The Visitors by Jane Harrison.  Presented by Sydney Theatre Company and Moogahlin Performing Arts at Sydney Opera House Drama Theatre September 11 – October 14, 2023.

Reviewed by Frank McKone, September 14

Performed by

Joseph Wunujaka Althouse (Lawrence); Luke Carroll (Gordon)
Elaine Crombie (Jaky); Kyle Morrison (Joseph)
Guy Simon (Gary); Beau Dean Riley Smith (Albert)
Dalara Williams (Wallace)

Director – Wesley Enoch; Designer – Elizabeth Gadsby
Lighting Designer – Karen Norris; Composer & Sound Designer – Brendon Boney
Associate Director – Liza-Mare Syron; Assoc Sound Designer – Shana O’Brien
Senior Dharug & Dharawal Language Teacher – Corina Norman
Voice Coach – Charmian Gradwell; Fight Director – Nigel Poulton

The Visitors is about making a crucial decision when there are differences of opinion.

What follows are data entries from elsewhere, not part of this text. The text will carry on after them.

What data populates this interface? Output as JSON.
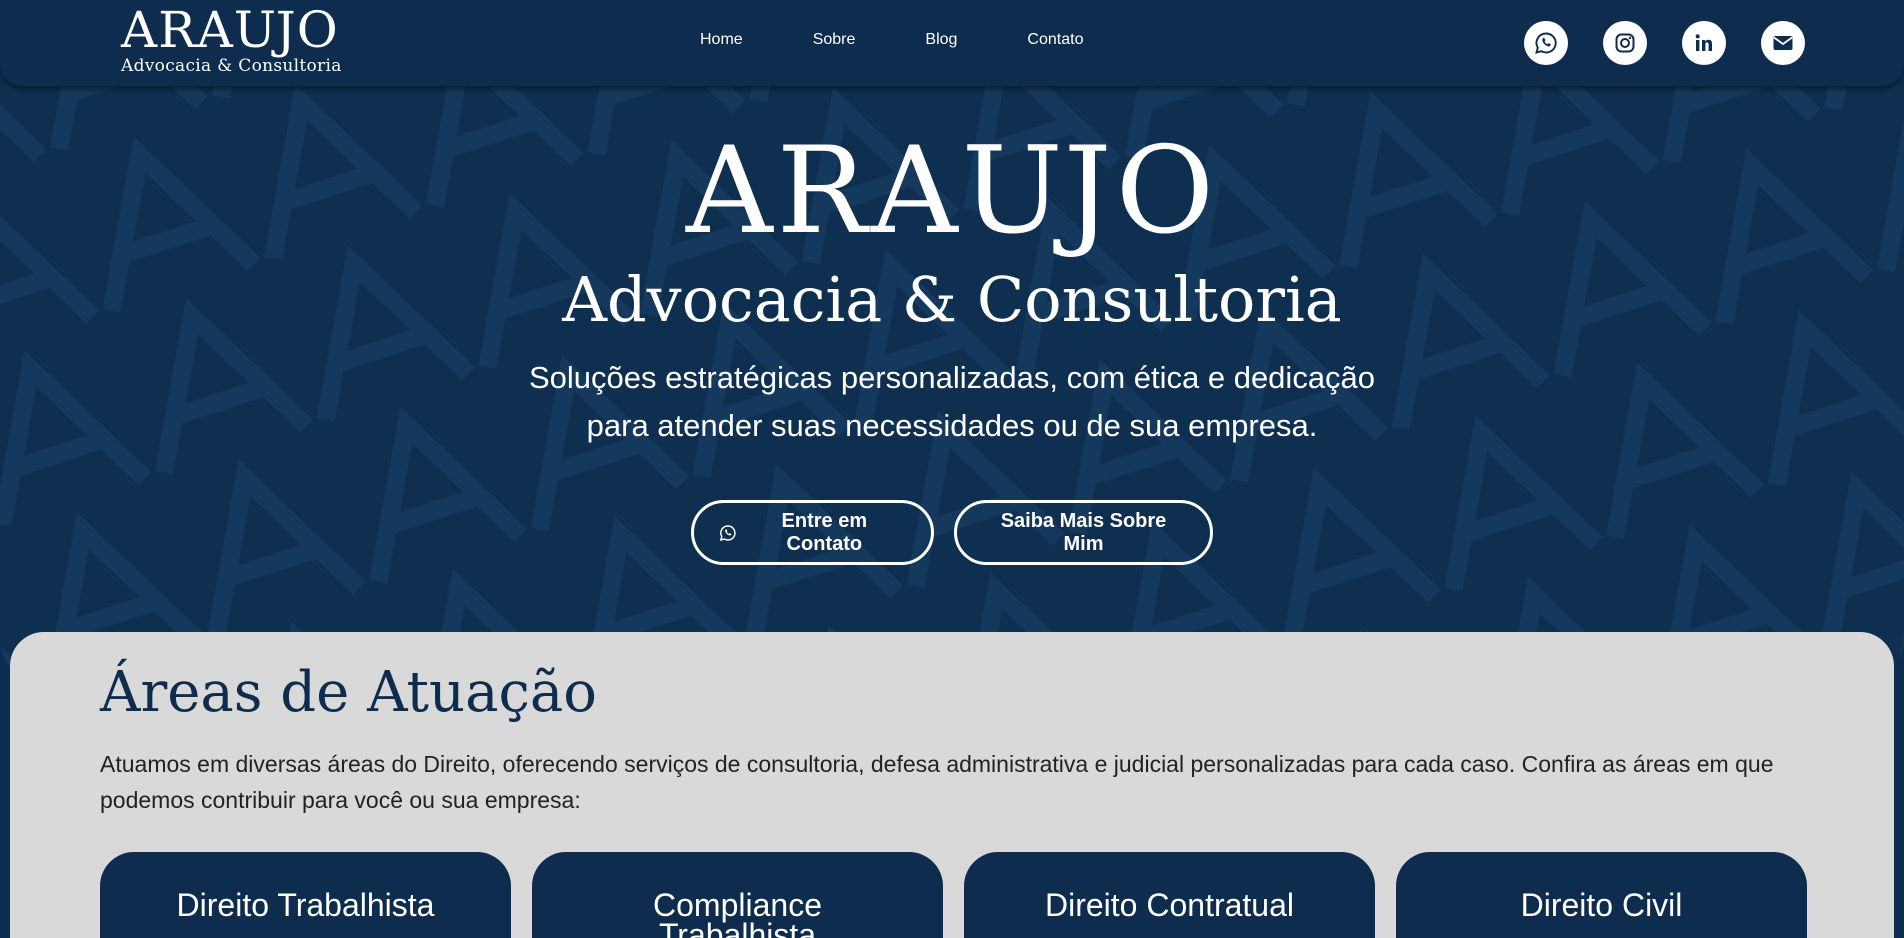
{
  "header": {
    "logo_main": "ARAUJO",
    "logo_sub": "Advocacia & Consultoria",
    "nav": [
      "Home",
      "Sobre",
      "Blog",
      "Contato"
    ],
    "socials": [
      "whatsapp-icon",
      "instagram-icon",
      "linkedin-icon",
      "email-icon"
    ]
  },
  "hero": {
    "title": "ARAUJO",
    "subtitle": "Advocacia & Consultoria",
    "text": "Soluções estratégicas personalizadas, com ética e dedicação para atender suas necessidades ou de sua empresa.",
    "button_contact": "Entre em Contato",
    "button_about": "Saiba Mais Sobre Mim"
  },
  "areas": {
    "title": "Áreas de Atuação",
    "intro": "Atuamos em diversas áreas do Direito, oferecendo serviços de consultoria, defesa administrativa e judicial personalizadas para cada caso. Confira as áreas em que podemos contribuir para você ou sua empresa:",
    "cards": [
      "Direito Trabalhista",
      "Compliance Trabalhista",
      "Direito Contratual",
      "Direito Civil"
    ]
  },
  "colors": {
    "navy": "#0e2d4e",
    "section_bg": "#d9d9d9",
    "white": "#ffffff"
  }
}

The play is set in 1788.  It is so well written and performed, and is so important, that it should be immediately filmed on YouTube and links be put up on every social media platform for everyone to see before we vote on The Voice Referendum on October 14 2023.

The Visitors won’t tell you which way to vote, but it will show you why you must vote, and make you think about the consequences of your decision.

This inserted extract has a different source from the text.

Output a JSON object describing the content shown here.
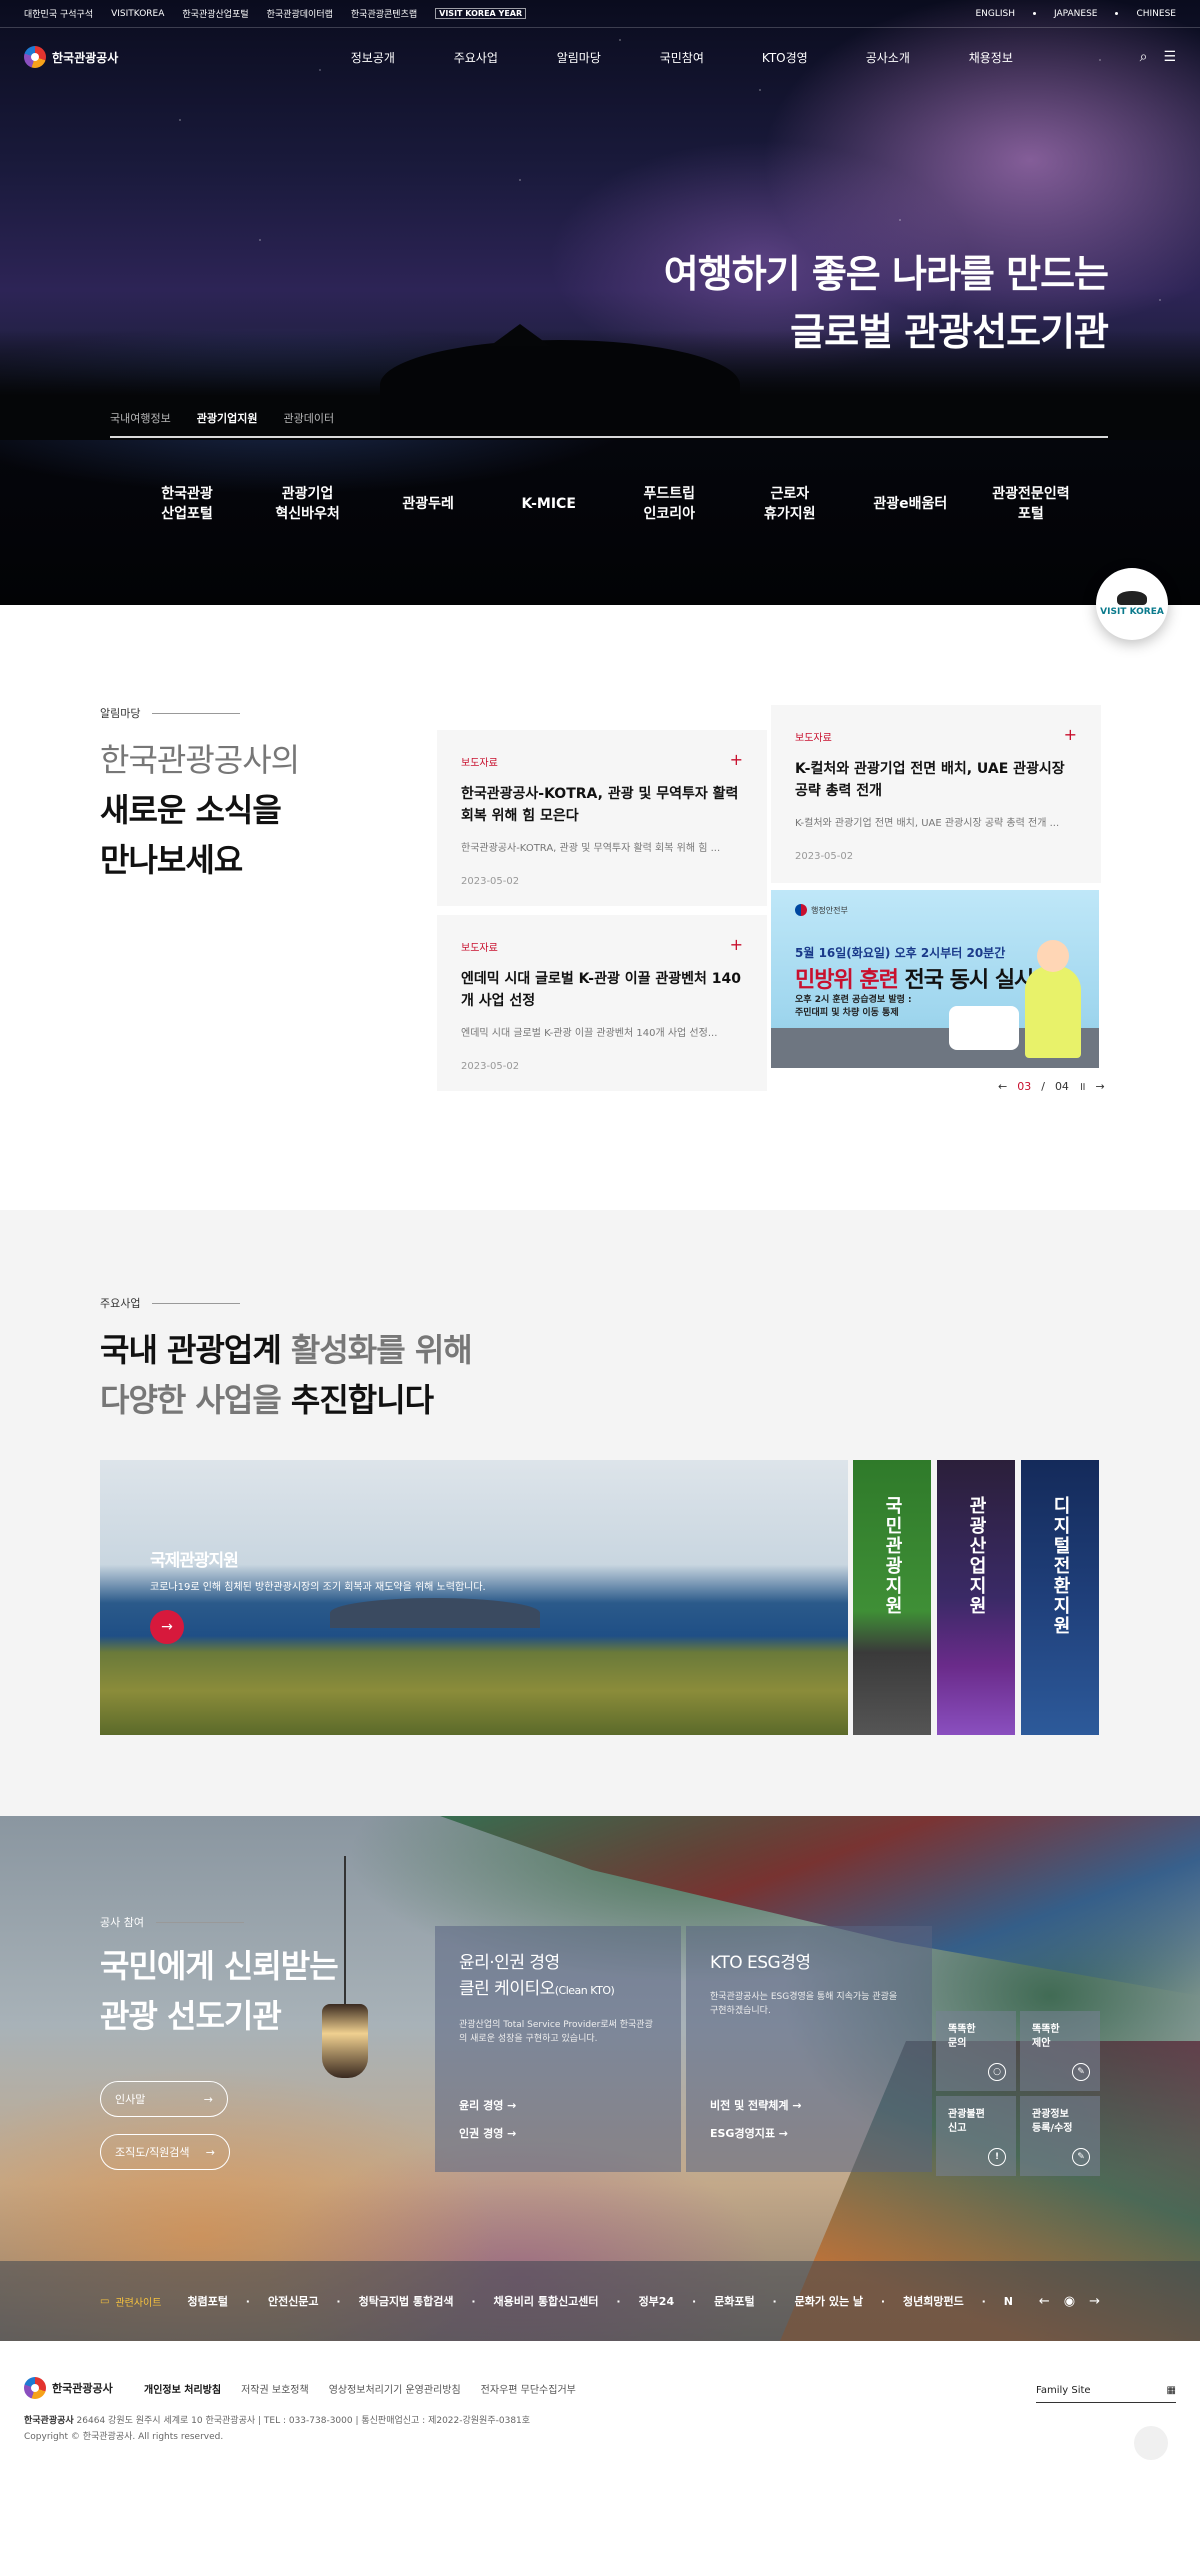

The play – written, directed and performed by people with First Nations heritage – is a speculative historical fiction which is riveting to watch, culminating in a final stunning speech by Luke Carroll as Gordon, the leader of the Sydney Cove clan of the Eora people.  His country is where the British ships are about to disembark.

There were 7 clans in the meeting to decide what to do – these were real, covering Sydney Cove and Harbour; Northern Parramatta River; Botany Bay (where Captain Cook had landed in 1770); the South Shore; Manly Cove and North Shore; the River; and the Headlands of the Bay.

Each leader is a complex character, just as in real life, with a mix of personal attitudes and responses to their clan’s needs.  There are traditionalists; some see opportunities in making a change; some want immediate violent action; some concentrate on ethics – what is right or wrong to do.  They meet accepting a basic principle that all have an equal say, can bring in a new idea or argument, change their position in response; speak formally when they hold the message stick; and work to stay polite and respectful even when emotions are raised in conflict.  

In other words, what we see is local democracy at work in the face of possible dire threat.  Lawrence (Botany Bay) points out for example that the threat might never happen, since recently the ships had moved on from his country after only three days.  Wallace is the most concerned with insisting on ethical behaviour towards the newcomers; but this becomes problematical when from the shore they see a man being hanged on one of the ships.  But it is Gordon’s experience when a young boy, when he saw what happened when his father tried to do the right thing towards Captain Cook 18 years earlier, that brings the meeting to a resolution – and to a standing ovation.

Sydney Theatre Company, by partnering with the Indigenous Moogahlin Performing Arts, has provided an important, and in the current circumstances a necessary, service to the nation, a highlight in the 50th Birthday program of Sydney Opera House.